The name Plerguer comes from the Breton "Ploev" (parish) and the name of a person "Arcar", so the "parish of Arcar", ploevarcar and later Plerguer. It seems, though, that the parish existed even before that, since Gallo-Roman remains have been discovered in the different hamlets of the village. Plerguer was also crossed by the Roman road linking Corseul in the Côtes d'Armor to Avranches in the English Channel.

A rural village

Plerguer is bordered to the south by the woods of Beaufort and Mireloup and the two small lakes of the same name, which supply water to the surrounding area. To the north, the terrain is essentially marshy, which has led to many quarrels and lawsuits to determine who owns them. The municipality of Plerguer is today the owner, and makes a significant income from them, having drained them and turned them into grazing areas, rented to farmers for their animals.
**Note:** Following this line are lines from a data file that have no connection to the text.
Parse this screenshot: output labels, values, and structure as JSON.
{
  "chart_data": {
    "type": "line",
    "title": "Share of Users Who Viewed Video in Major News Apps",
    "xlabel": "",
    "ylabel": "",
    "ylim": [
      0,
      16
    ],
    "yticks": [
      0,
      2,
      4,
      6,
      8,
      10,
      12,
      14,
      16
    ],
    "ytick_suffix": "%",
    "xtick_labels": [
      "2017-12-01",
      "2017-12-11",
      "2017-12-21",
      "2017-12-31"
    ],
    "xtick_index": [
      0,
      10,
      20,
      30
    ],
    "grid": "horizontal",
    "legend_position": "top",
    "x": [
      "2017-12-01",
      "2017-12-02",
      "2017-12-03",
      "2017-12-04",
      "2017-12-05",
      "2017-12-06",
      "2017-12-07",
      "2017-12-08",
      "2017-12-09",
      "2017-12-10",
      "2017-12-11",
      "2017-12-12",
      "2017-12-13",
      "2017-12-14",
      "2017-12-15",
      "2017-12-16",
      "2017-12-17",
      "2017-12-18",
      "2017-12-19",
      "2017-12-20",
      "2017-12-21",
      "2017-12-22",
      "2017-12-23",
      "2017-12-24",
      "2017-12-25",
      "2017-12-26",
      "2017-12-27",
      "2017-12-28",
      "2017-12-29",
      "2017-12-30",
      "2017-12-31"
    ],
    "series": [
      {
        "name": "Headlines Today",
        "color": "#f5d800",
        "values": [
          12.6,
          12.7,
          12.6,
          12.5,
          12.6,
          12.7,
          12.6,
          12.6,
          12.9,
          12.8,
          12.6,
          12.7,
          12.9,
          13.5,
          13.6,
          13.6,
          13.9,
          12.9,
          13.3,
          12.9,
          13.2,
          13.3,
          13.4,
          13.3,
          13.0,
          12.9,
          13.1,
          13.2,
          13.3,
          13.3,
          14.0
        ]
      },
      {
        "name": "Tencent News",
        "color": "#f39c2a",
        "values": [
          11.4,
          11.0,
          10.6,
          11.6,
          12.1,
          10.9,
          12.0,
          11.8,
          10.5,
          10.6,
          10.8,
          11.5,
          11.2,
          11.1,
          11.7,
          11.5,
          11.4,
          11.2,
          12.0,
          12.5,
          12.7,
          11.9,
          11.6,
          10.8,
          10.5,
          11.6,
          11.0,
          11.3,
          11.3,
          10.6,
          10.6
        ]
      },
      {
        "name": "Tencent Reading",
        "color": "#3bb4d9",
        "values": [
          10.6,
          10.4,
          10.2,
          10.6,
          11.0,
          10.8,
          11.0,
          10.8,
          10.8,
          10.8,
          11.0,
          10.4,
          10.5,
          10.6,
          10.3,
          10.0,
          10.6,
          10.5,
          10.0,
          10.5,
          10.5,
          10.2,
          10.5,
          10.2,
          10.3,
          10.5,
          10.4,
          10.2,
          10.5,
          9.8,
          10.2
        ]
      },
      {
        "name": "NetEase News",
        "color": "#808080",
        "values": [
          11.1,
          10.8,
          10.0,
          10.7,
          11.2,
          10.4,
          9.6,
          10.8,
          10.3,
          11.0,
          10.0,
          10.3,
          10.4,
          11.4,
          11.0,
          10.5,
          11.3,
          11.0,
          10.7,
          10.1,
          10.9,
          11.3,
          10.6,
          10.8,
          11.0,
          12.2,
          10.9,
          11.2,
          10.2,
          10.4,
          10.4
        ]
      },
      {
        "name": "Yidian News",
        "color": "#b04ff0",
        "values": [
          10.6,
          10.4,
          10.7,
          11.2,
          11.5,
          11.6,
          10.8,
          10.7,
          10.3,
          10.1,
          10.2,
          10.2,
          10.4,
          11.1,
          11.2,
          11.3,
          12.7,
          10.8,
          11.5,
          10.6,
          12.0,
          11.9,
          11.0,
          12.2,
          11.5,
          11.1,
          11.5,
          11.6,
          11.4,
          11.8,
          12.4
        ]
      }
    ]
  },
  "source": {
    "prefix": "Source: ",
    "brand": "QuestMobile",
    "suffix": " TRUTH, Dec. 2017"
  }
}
Drainage works were carried out in 1911 and 1912, when itches were dug and canals divided the reed beds into plots. Poplars were planted at the edge of these canals and thrive today

 

Plerguer

A village of old stone

The houses are built of granite, taken from the nearby Lanhelin. In the 20th century, the blue granite of Saint-Pétreux, a hamlet located to the south-east of the town, was also used.

 

Badiou cherries

The traditional Badiou festival, between mid-May and mid-June, celebrates the arrival of spring and the famous plerguerroises cherries, known as badious. Chariot parades, traditional markets and music make this festive weekend a must-see.

Two equestrian and pedestrian hiking trails allow you to discover the town at your leisure.

 

2,019 hectares - 2,800 inhabitants - locals known as Plerguerrois & Plerguerroises.